Познакомился я с Мариной Ивановной. Мне было тогда 25 лет, она на 12 с кусочком старше меня. Молодые двадцатипятилетние люди даму под 40, как бы сказать, не воспринимают… Как поэта я ее воспринимал, как женщину, конечно, нет. Я ожидал увидеть даму. Дамы в ней не было. Это было особенно, ни на что не похожее существо. Воспоминания — это ведь особая точка зрения, кто что видит. Вот Аля пишет, что мать была высокого роста. Конечно, все меняется. Я сейчас карлик, а был всю жизнь среднего роста. Марина Ивановна была ниже меня, никак нельзя считать, что она была высокой. Она была очень прямая, такой прямой, абсолютно лишенной всякой внешней женственности. Полное отсутствие внимания к себе. Оказывается, оно было, но какое-то такое сублимированное. Вот, например, она с большим вниманием относилась к тому, какие у нее серебряные браслеты или кольца. Кольца эти она дарила, заводила новые. И еще она внимательно относилась к своей прическе, у нее были довольно хорошие, очень коротко подстриженные волосы. Когда я целовал ей руку, я заметил в порах следы угля. Она не ухаживала за руками, наоборот, клала уголь в печку руками. Хотя совок все-таки был. Она не только не боролась с бытом, она покорялась ему, позволяла быту над собой измываться. В «Поэмы Лестницы» это видно во многих местах. Она настолько презирала жизнь, которой ей приходилось жить, и она настолько была вне внешних условий жизни, что даже не старались особенно отмыть руки от угольной пыли. Я сам видел, как она клала уголь руками, «чтоб мне было хуже». Там такие «буле» продавались — прессованная угольная пыль, — так вот она эти буле совала в печь руками, пальцами. Я смотрел на нее…

Сейчас хочу отойти в сторону. Был такой известный наш генерал, Герой Советского Союза, мой друг по Испании, последний мой начальник там, после гибели Мате Залки, Мамсуров, Хаджи, Мамсуров. Он уже много лет как умер. Мне поручили написать статью о Ларисе Рейснер. Я спросил его: «Это правда, что она была такая красавица, на фотографиях она необыкновенно красива, ты ее когда-нибудь видел!» — «Как же, я слушал ее в Политехническом музее, она делала доклад». — «Что — она действительно была так хороша?» — «Алеша, я слушал лектора, я не видел, красивая она или некрасивая».

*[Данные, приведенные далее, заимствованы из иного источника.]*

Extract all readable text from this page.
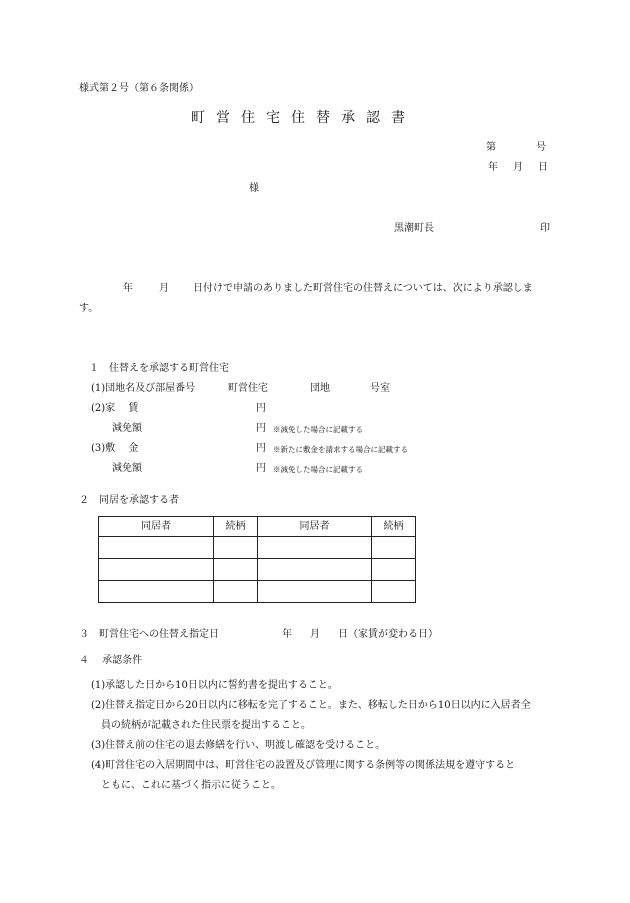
様式第２号（第６条関係）
町営住宅住替承認書
第	号
年 月 日
様
黒潮町長	印
年	月 日付けで申請のありました町営住宅の住替えについては、次により承認しま
す。
１　住替えを承認する町営住宅
(1)団地名及び部屋番号	町営住宅	団地	号室
(2)家　 賃	円
減免額	円 ※減免した場合に記載する
(3)敷　 金	円 ※新たに敷金を請求する場合に記載する
減免額	円 ※減免した場合に記載する
２　同居を承認する者
同居者	続柄	同居者	続柄

３　町営住宅への住替え指定日	年 月 日（家賃が変わる日）
４　 承認条件
(1)承認した日から10日以内に誓約書を提出すること。
(2)住替え指定日から20日以内に移転を完了すること。また、移転した日から10日以内に入居者全
員の続柄が記載された住民票を提出すること。
(3)住替え前の住宅の退去修繕を行い、明渡し確認を受けること。
(4)町営住宅の入居期間中は、町営住宅の設置及び管理に関する条例等の関係法規を遵守すると
ともに、これに基づく指示に従うこと。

Я тоже так. Я пришел к поэту. Я не видел, красивая она или некрасивая. Я пришел не к женщине, я пришел к поэту, и разговаривал я с поэтом. А Сережа и слушал, он умел молчать. Случал, как разговаривает Марина, которой он всегда говорил: «Марина, вы». А она ему: «Сережа, вы». Я просидел у них часа три, очень много интересного услышал, к сожалению, я не только слушал, но и сам говорил. Я ведь не знал, что буду одним из ее эккерманов, а том, может быть, сидел бы и записывал.

Марина Ивановна казалась мне несколько, что ли, театральной. Когда я прочел книгу воспоминаний Анастасии Ивановны, я понял, что никакого ломания, позы, никакого актерства не было, она на самом деле была такая. Это было другое поколение, 12 лет разницы. Мы ужасно не любили громких слов, нас ими немного задавили. Встречаю я, например, в Париже Ладинского:[202]«Ну, как, Антонин Петрович?» — «Да вот, стишок написал», — говорит он. «А я вот романчик пишу сейчас». Она говорила об этом туманно: «Я написала поэму». Меня это шокировало. Мне казалось, что все это какое-то притворство. Эту многозначительность я заметил сразу.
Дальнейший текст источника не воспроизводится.